In other countries it is not considered a problem because it is a part of their natural ecosystems. But here in the U.S., without the specific insects, fungi, and probably other organisms to keep it in check, its spread is rampant. And, unfortunately, it is not welcomed by our native insects and other animals that live in wooded settings.
After finally realizing garlic mustard was invading Quarry Hill, I figured I could control it. So, for a couple years I'd spend hours pulling the garlic mustard I was seeing as it came up easily from wet soil after a rain. If flowering, I also needed to bag the plants as they could go to seed even after pulling.
After a few years of doing this, often enlisting a volunteer or two, I recognized I was losing the battle, as new and larger patches would keep showing up the next year. Since leaving Quarry Hill, I have read about efforts by staff and volunteers to try to eradicate garlic mustard from the park. Recent bike rides through the park suggest the garlic mustard is still winning.
The past few years my bike rides on the Bear Creek trail also reveal it getting a start there. Again, I tried to stem its encroachment by pulling what I saw, and contacting the Park Department. They did send out crews to spray it a few times, but it was too little, too late. So, now when I bike through both Quarry Hill and in the Bear Creek woods at this time of year, I am reminded how quickly this invasive got a foothold after first hearing about it only 20 years ago.
Unfortunately, another of my favorite places to visit, the Whitewater Valley, is now overrun with garlic mustard. I was thoroughly surprised see how much was there on recent drives through the valley, knowing fully that it was edging out native plants, including many wildflowers, that are found there.

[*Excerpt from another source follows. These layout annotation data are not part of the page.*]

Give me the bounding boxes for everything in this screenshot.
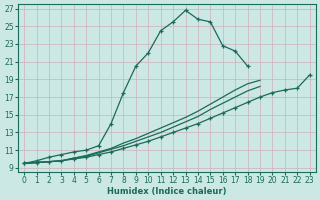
X-axis label: Humidex (Indice chaleur): Humidex (Indice chaleur) [107, 187, 227, 196]
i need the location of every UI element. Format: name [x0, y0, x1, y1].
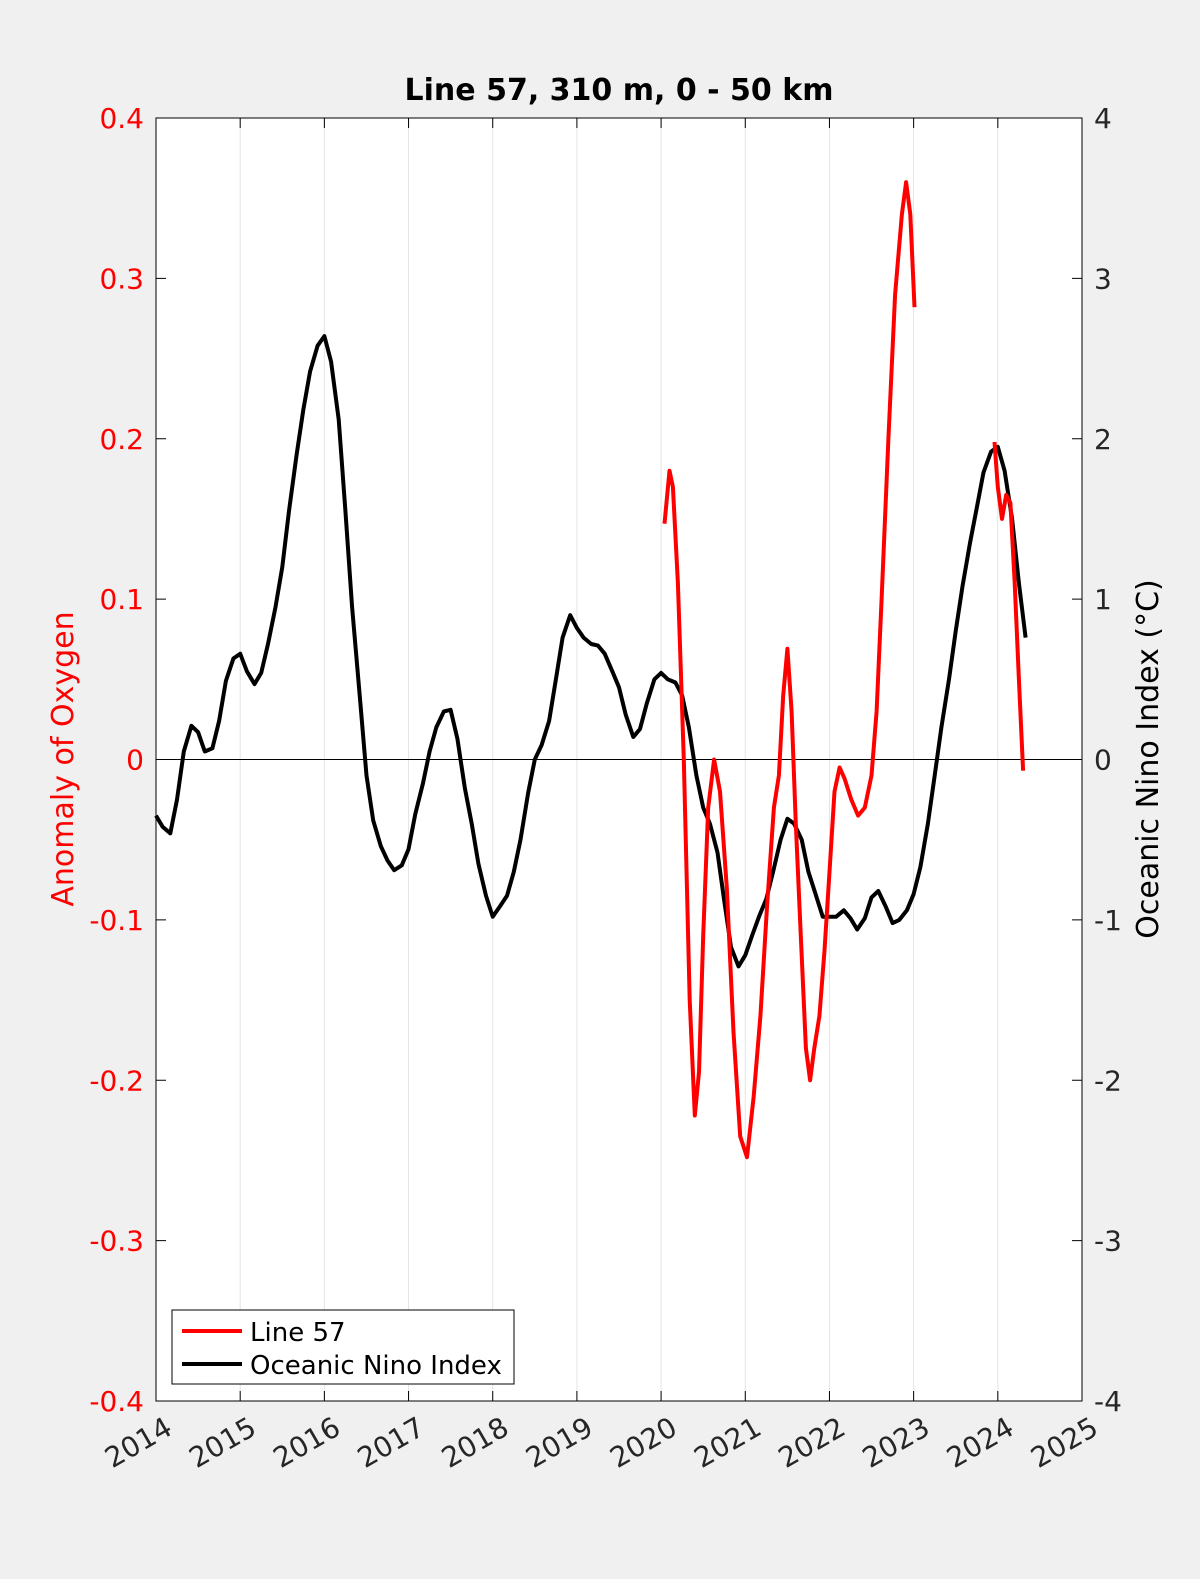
- series-line-line57: [662, 180, 917, 1160]
- y-left-tick-label: 0.4: [99, 102, 144, 135]
- y-left-tick-label: -0.4: [89, 1385, 144, 1418]
- y-axis-left-label: Anomaly of Oxygen: [46, 611, 81, 906]
- legend: Line 57 Oceanic Nino Index: [171, 1309, 515, 1385]
- y-right-tick-label: -4: [1094, 1385, 1122, 1418]
- y-left-tick-label: -0.3: [89, 1225, 144, 1258]
- x-tick-label: 2022: [773, 1410, 851, 1474]
- x-tick-label: 2024: [941, 1410, 1019, 1474]
- series-layer: [154, 180, 1028, 1160]
- y-left-tick-label: -0.2: [89, 1064, 144, 1097]
- x-tick-label: 2016: [268, 1410, 346, 1474]
- x-tick-label: 2019: [520, 1410, 598, 1474]
- y-left-tick-label: 0.1: [99, 583, 144, 616]
- series-line-oceanic-nino-index: [154, 334, 1028, 969]
- y-left-tick-label: 0: [126, 744, 144, 777]
- x-tick-label: 2015: [183, 1410, 261, 1474]
- y-right-tick-label: 4: [1094, 102, 1112, 135]
- x-tick-label: 2021: [689, 1410, 767, 1474]
- y-right-tick-label: 1: [1094, 583, 1112, 616]
- y-left-tick-label: 0.3: [99, 262, 144, 295]
- legend-label-line57: Line 57: [250, 1318, 346, 1348]
- x-tick-label: 2025: [1025, 1410, 1103, 1474]
- series-line-line57: [992, 441, 1026, 771]
- y-right-tick-label: 3: [1094, 262, 1112, 295]
- x-tick-label: 2018: [436, 1410, 514, 1474]
- x-tick-label: 2020: [604, 1410, 682, 1474]
- y-axis-right-label: Oceanic Nino Index (°C): [1131, 579, 1166, 939]
- y-right-tick-label: -2: [1094, 1064, 1122, 1097]
- chart-title: Line 57, 310 m, 0 - 50 km: [405, 73, 834, 108]
- x-tick-label: 2017: [352, 1410, 430, 1474]
- y-right-tick-label: 0: [1094, 744, 1112, 777]
- x-tick-label: 2014: [99, 1410, 177, 1474]
- y-right-tick-label: 2: [1094, 423, 1112, 456]
- x-tick-label: 2023: [857, 1410, 935, 1474]
- y-right-tick-label: -3: [1094, 1225, 1122, 1258]
- y-left-tick-label: -0.1: [89, 904, 144, 937]
- y-left-tick-label: 0.2: [99, 423, 144, 456]
- legend-box: [171, 1309, 515, 1385]
- y-right-tick-label: -1: [1094, 904, 1122, 937]
- legend-label-oni: Oceanic Nino Index: [250, 1351, 502, 1381]
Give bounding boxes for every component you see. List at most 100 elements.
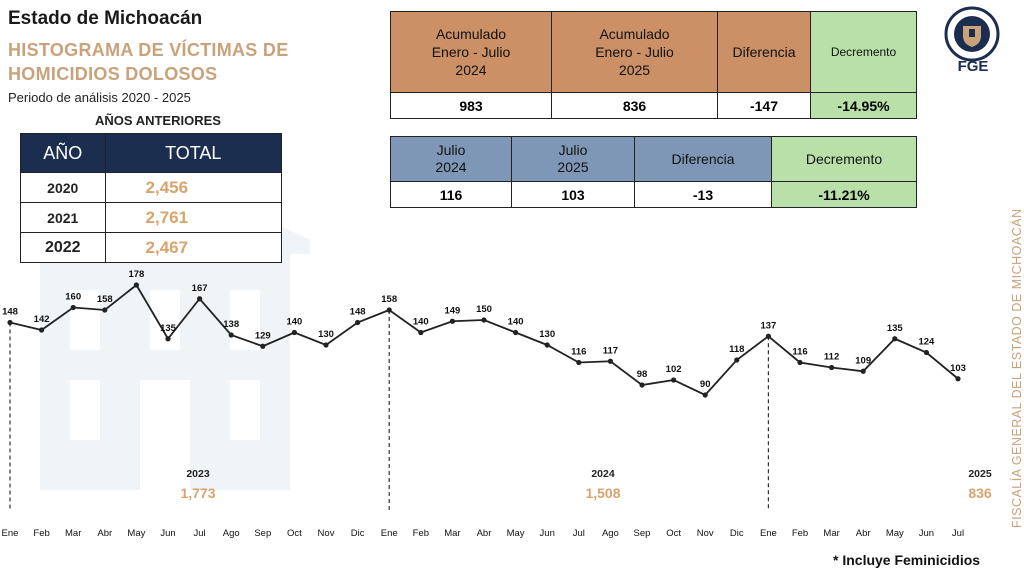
- x-tick-label: Jul: [573, 528, 585, 539]
- x-tick-label: Feb: [792, 528, 808, 539]
- data-point: [702, 392, 708, 398]
- data-point: [418, 329, 424, 336]
- jul-header-2024: Julio 2024: [390, 136, 512, 182]
- data-point: [165, 336, 171, 342]
- data-label: 129: [255, 330, 271, 341]
- previous-years-label: AÑOS ANTERIORES: [95, 113, 221, 128]
- data-label: 117: [603, 345, 618, 356]
- year-annotation-total: 836: [968, 485, 992, 501]
- cum-value-decrement: -14.95%: [810, 92, 917, 119]
- x-tick-label: Ene: [2, 528, 19, 539]
- data-label: 98: [637, 369, 648, 380]
- data-label: 137: [760, 320, 776, 331]
- x-tick-label: Feb: [413, 528, 429, 539]
- july-comparison-table: Julio 2024 Julio 2025 Diferencia Decrement…: [390, 136, 917, 208]
- data-label: 124: [918, 337, 935, 348]
- jul-value-decrement: -11.21%: [771, 181, 917, 208]
- x-tick-label: Abr: [477, 528, 492, 539]
- x-tick-label: Dic: [351, 528, 365, 539]
- data-point: [923, 349, 930, 356]
- x-tick-label: Feb: [33, 528, 49, 539]
- year-cell: 2021: [20, 202, 106, 233]
- data-label: 112: [824, 352, 839, 363]
- data-point: [133, 282, 139, 288]
- cum-header-diff: Diferencia: [717, 11, 811, 93]
- year-annotation-label: 2025: [968, 468, 992, 480]
- data-label: 140: [508, 317, 524, 328]
- table-row: 2022 2,467: [20, 232, 283, 263]
- data-point: [291, 329, 297, 336]
- data-point: [607, 358, 614, 364]
- data-point: [386, 307, 392, 313]
- jul-header-diff: Diferencia: [634, 136, 772, 182]
- fge-seal-logo: [944, 6, 1000, 62]
- x-tick-label: May: [127, 528, 145, 539]
- data-label: 109: [855, 355, 871, 366]
- x-tick-label: Ago: [602, 528, 619, 539]
- x-tick-label: Jun: [540, 528, 555, 539]
- data-label: 135: [887, 323, 904, 334]
- jul-value-2025: 103: [511, 181, 635, 208]
- data-point: [260, 343, 266, 349]
- year-annotation-label: 2023: [186, 468, 210, 480]
- data-point: [797, 359, 803, 366]
- x-tick-label: Mar: [65, 528, 81, 539]
- x-tick-label: Abr: [97, 528, 112, 539]
- cum-value-diff: -147: [717, 92, 811, 119]
- table-row: 2020 2,456: [20, 172, 283, 203]
- x-tick-label: Ene: [760, 528, 777, 539]
- cum-value-2025: 836: [551, 92, 718, 119]
- year-annotation-label: 2024: [591, 468, 615, 480]
- data-point: [355, 319, 361, 326]
- x-tick-label: Ene: [381, 528, 398, 539]
- data-point: [765, 333, 772, 339]
- x-tick-label: Sep: [254, 528, 271, 539]
- data-point: [323, 342, 329, 348]
- vertical-institution-text: FISCALÍA GENERAL DEL ESTADO DE MICHOACÁN: [1010, 208, 1024, 528]
- x-tick-label: Ago: [223, 528, 240, 539]
- year-cell: 2022: [20, 232, 106, 263]
- x-tick-label: Jul: [194, 528, 206, 539]
- jul-value-diff: -13: [634, 181, 772, 208]
- year-header: AÑO: [20, 133, 106, 173]
- data-label: 160: [65, 292, 81, 303]
- x-tick-label: Sep: [634, 528, 651, 539]
- data-label: 140: [286, 317, 302, 328]
- data-label: 140: [413, 317, 429, 328]
- data-point: [449, 318, 455, 324]
- data-label: 102: [666, 364, 682, 375]
- series-line: [9, 283, 959, 397]
- cum-header-decrement: Decremento: [810, 11, 917, 93]
- data-label: 149: [444, 305, 460, 316]
- total-cell: 2,456: [104, 172, 283, 203]
- data-point: [481, 317, 487, 323]
- x-tick-label: Mar: [444, 528, 460, 539]
- data-label: 158: [381, 294, 397, 305]
- data-point: [228, 332, 234, 338]
- jul-header-decrement: Decremento: [771, 136, 917, 182]
- data-point: [734, 357, 740, 363]
- data-label: 158: [97, 294, 113, 305]
- data-point: [102, 307, 108, 313]
- data-point: [544, 342, 550, 348]
- cum-header-2024: Acumulado Enero - Julio 2024: [390, 11, 552, 93]
- data-label: 142: [34, 314, 50, 325]
- year-cell: 2020: [20, 172, 106, 203]
- data-label: 148: [2, 307, 18, 318]
- x-tick-label: Oct: [666, 528, 681, 539]
- data-point: [7, 319, 13, 326]
- data-label: 138: [223, 319, 239, 330]
- homicide-line-chart: 148 142 160 158 178 135 167 138 129 140 130 148 158 1…: [2, 270, 992, 539]
- data-point: [576, 359, 582, 366]
- fge-logo-text: FGE: [957, 58, 989, 75]
- data-label: 130: [539, 329, 555, 340]
- total-cell: 2,467: [104, 232, 283, 263]
- total-cell: 2,761: [104, 202, 283, 233]
- data-point: [892, 336, 898, 342]
- data-label: 130: [318, 329, 334, 340]
- x-tick-label: Jun: [919, 528, 934, 539]
- table-row: 2021 2,761: [20, 202, 283, 233]
- footnote: * Incluye Feminicidios: [833, 552, 981, 568]
- cum-header-2025: Acumulado Enero - Julio 2025: [551, 11, 718, 93]
- x-tick-label: Jun: [160, 528, 175, 539]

I am skeptical that invasive species can be controlled, even with the hundreds of millions of dollars we are spending on some, like milfoil, zebra mussels, and Asian carp. Unfortunately, the best control may be that of nature adapting to these invasions and eventually getting them under control, a process that may take decades, if not centuries.
So, for now I can only hope the garlic mustard will not get a foothold along the Mayowood bike trail, ultimately wiping out all of the bluebells that many of us enjoy each spring. To that end, I will watch for and pull garlic mustard along that trail whenever I see it, and hope others might do so also.